Politique
Di Rupo-Magnette : derrière le combat de coqs
09.07.2017
Cela se chuchote partout, de la RTBF jusqu’au Vif-l’Express, qui évoque même une « conspiration » ourdie par le second pour évincer le premier, rien que ça. La rumeur enfle. Di Rupo n’est plus l’homme de la situation. Il ne maîtrise plus rien. Ayant dépassé l’âge de la retraite, il est largement temps qu’il passe la main… à Magnette, le dauphin qu’il a lui-même désigné en le propulsant d’un seul coup au sommet du parti. Aujourd’hui, celui-ci piafferait d’impatience, aspirant, tel Iznogoud, à prendre la place du calife… Bref, une banale rivalité de mâles dominants, dont on ne nous dira rien des éventuels désaccords de fond.
Désaccord : il y en a un pourtant dont on parle. Face à la tornade éthique qui souffle aujourd’hui sur le monde politique, Magnette s’est prononcé clairement pour le « décumul intégral » des fonctions, là où Di Rupo s’est rallié au « décumul des rémunérations » qui préserve le pouvoir de la nomenklatura des mandataires. Le résultat a été serré. Magnette a bénéficié du soutien de quelques poids lourds, comme Rudy Demotte et Laurette Onkelinx qui ne sont pourtant pas des perdreaux de l’année. On sait déjà que, dans certaines fédérations comme Charleroi et Bruxelles, c’est le « décumul intégral » qui sera appliqué. Mais ce désaccord n’est qu’une péripétie face au défi vertigineux que le PS doit affronter au risque de connaître le sort de ses partis-frères de France et des Pays-Bas.
Dans ces deux pays, le PS s’est complètement effondré lors des scrutins de cette année. Et pourtant, ni l’un ni l’autre n’ont été frappé par des scandales du genre Publifin ou Samusocial. Le désaveu qui les frappe ne concerne ni l’éthique ni la « gouvernance » : il est pleinement politique. Car ni en France, ni aux Pays-Bas, la social-démocratie pourtant au pouvoir n’a été en mesure de protéger son électorat face au rouleau compresseur du néo-libéralisme et des politiques d’austérité. Si, massivement, les électeurs de gauche se réfugient dans l’abstention, c’est parce qu’ils ne croient plus à la volonté des partis socialistes de « combattre le monde de la finance ». À ce constat, les « scandales » ne font qu’ajouter une couche : ils ne veulent plus combattre ce monde parce qu’ils en font partie. Non seulement ils ne peuvent pas, mais, fondamentalement, ils ne veulent pas.
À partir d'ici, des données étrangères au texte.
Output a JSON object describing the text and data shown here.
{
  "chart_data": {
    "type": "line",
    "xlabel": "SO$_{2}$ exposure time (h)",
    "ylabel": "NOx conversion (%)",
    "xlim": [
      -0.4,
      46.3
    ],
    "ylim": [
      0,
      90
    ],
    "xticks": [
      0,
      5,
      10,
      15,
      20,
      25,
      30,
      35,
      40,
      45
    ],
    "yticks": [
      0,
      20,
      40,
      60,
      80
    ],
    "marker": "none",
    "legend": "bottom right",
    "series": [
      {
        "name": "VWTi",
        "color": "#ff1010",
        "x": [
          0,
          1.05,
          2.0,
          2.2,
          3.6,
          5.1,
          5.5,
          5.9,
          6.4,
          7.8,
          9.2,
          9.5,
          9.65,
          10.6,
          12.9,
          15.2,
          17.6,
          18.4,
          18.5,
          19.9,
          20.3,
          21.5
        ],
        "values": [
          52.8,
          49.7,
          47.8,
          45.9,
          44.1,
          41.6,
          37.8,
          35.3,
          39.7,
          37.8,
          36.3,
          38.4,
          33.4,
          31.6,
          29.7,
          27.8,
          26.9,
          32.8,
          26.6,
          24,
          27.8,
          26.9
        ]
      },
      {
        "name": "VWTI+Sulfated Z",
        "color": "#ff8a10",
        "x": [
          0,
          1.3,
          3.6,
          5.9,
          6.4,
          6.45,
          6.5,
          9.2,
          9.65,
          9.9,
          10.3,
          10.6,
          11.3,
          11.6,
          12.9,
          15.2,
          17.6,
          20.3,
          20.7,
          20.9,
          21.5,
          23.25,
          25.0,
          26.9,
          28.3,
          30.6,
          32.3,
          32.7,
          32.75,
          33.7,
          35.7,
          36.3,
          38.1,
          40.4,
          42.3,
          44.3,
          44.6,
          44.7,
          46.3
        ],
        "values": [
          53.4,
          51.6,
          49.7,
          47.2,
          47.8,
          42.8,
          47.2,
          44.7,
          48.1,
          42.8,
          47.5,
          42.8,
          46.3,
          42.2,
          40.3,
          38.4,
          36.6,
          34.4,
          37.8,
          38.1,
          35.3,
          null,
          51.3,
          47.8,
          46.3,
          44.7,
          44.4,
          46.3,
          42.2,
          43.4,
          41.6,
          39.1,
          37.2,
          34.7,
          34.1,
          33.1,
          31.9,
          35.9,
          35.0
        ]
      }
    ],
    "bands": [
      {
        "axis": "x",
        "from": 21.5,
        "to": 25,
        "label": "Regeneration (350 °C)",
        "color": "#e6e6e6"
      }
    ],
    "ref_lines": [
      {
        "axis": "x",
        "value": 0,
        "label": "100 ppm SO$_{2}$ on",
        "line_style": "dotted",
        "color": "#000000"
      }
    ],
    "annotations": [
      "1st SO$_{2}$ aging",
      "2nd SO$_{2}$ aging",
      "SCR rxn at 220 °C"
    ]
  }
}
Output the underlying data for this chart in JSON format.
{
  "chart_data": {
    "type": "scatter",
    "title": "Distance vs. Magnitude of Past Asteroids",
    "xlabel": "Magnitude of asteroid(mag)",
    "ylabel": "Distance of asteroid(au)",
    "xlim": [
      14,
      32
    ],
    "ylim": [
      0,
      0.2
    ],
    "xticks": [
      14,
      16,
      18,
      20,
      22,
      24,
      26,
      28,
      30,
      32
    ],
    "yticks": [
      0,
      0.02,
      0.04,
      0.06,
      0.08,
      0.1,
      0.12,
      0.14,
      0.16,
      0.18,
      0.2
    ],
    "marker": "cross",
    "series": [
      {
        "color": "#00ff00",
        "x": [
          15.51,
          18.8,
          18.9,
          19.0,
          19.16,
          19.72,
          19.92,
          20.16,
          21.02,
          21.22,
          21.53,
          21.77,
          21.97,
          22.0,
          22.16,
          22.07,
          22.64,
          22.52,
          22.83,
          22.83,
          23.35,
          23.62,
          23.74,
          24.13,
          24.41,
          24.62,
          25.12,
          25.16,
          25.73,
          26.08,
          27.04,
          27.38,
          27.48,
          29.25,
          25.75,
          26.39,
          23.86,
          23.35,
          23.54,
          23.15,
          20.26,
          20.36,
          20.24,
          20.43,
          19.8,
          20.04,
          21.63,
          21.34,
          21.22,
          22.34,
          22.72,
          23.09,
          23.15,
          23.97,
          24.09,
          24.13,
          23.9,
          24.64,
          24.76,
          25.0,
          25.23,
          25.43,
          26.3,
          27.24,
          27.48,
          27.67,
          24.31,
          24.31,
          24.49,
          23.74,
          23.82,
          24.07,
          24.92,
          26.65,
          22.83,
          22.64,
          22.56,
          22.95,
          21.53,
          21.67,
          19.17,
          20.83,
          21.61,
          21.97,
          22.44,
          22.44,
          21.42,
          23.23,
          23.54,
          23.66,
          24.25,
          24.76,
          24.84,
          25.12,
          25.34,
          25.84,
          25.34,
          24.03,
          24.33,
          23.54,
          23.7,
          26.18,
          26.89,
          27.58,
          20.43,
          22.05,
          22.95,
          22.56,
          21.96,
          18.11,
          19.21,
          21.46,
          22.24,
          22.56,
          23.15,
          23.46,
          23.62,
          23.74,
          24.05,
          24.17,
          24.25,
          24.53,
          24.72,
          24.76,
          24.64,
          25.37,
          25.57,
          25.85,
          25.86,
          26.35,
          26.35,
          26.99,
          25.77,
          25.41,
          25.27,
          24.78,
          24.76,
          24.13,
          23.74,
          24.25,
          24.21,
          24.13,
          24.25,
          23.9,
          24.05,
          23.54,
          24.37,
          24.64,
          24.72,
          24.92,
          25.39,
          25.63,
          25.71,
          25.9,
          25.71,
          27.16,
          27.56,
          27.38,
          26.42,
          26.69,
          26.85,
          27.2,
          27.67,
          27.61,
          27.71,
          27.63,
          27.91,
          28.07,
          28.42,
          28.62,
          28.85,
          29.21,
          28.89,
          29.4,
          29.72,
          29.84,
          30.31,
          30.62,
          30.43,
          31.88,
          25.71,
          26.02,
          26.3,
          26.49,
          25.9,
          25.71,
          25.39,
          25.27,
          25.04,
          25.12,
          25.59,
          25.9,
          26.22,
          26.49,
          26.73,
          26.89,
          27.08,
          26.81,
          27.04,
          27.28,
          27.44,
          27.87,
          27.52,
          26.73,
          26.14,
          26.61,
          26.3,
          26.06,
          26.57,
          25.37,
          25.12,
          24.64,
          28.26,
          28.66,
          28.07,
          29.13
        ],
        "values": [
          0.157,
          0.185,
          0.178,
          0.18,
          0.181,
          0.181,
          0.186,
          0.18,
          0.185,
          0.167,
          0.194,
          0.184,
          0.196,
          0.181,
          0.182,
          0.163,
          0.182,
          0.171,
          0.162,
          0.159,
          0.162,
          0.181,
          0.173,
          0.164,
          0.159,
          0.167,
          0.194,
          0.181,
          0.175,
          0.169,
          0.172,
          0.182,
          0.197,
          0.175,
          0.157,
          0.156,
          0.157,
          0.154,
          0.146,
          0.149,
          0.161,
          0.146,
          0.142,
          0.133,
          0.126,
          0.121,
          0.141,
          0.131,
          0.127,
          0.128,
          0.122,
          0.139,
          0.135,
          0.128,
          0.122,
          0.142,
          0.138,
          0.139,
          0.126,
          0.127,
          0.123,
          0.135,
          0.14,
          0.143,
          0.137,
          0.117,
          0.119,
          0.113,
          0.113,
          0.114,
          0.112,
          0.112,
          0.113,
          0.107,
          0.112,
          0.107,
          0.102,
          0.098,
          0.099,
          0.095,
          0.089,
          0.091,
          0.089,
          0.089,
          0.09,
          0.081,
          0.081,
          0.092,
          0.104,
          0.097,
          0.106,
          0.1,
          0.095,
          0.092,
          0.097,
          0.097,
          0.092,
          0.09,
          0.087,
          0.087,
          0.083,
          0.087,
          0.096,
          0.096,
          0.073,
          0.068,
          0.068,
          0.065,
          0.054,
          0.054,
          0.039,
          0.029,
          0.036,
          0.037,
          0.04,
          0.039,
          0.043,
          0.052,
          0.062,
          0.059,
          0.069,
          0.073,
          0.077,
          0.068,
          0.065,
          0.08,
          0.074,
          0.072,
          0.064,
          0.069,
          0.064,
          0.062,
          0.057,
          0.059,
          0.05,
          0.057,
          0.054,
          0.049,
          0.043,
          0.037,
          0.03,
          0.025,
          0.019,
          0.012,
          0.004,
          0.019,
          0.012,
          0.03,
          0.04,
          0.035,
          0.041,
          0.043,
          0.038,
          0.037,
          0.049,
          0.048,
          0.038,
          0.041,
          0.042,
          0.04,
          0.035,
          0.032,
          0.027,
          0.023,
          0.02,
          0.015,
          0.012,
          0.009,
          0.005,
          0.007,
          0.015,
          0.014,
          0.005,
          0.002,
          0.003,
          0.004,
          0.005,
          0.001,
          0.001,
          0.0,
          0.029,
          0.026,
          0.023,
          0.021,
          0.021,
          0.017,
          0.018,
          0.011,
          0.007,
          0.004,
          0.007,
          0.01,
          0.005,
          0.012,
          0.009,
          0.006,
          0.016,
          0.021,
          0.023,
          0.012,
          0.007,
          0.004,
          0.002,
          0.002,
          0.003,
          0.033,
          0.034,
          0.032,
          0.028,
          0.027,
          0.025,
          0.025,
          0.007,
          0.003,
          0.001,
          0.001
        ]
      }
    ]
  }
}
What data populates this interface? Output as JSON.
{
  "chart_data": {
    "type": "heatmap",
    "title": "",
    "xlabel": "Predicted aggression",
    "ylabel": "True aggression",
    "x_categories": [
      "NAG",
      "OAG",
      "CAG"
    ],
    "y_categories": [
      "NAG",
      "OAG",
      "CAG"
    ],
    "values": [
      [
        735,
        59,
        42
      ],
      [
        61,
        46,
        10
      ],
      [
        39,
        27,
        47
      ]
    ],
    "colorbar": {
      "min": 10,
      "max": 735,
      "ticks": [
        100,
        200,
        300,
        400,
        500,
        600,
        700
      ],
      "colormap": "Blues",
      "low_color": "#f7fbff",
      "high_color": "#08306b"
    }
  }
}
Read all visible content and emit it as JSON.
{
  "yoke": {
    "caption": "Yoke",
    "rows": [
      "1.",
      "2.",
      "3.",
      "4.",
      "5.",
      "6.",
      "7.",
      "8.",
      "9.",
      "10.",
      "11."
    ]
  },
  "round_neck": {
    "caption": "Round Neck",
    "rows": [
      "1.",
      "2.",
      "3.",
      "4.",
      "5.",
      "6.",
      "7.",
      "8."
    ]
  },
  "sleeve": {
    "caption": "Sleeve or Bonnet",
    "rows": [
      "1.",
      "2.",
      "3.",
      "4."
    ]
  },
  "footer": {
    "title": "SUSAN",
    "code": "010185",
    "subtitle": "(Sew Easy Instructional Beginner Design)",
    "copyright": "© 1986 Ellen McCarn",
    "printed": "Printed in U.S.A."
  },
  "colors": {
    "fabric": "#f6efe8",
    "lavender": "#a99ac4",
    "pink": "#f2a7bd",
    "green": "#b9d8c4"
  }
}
Déficit d’idées ? Au PS, on attend comme le messie les résultats du « chantier des idées » qui reprendra en septembre. Il y aura sans doute du nouveau, à tout le moins sur les institutions et sur la démocratie. Mais tranchera-t-on sur les véritables désaccords stratégiques qui sont des secrets de Polichinelle, alors que la vieille alliance « travailliste » PS-CDH, appuyée sur les piliers traditionnels comme à la belle époque des Golden Sixties, vient d’exploser sans espoir de restauration ? Ne restent en lice que deux orientations : celle que pourrait incarner Jean-Claude Marcourt, dont on connaît le penchant pour des majorités PS-MR à tous les étages, histoire de rassembler toutes les forces vives de la Wallonie qui ne peut plus se permettre des querelles intestines, et celle que pourrait incarner… Paul Magnette. Celui-ci n’a jamais caché son intérêt pour les expériences de Syriza (Grèce) et de Podemos (Espagne) et son option en faveur d’un dépassement de la vieille social-démocratie – il a soutenu passionnément la candidature de Benoit Hamon – , qui passe aussi par un renouvellement radical du casting et une orientation « unitaire » en direction du PTB et d’Écolo, qui ne sont pas forcément disposés à lui faire de cadeau. Quoi qu’il en soit, un simple ravalement de façade ne suffira pas à éviter au PS un destin « à la française ».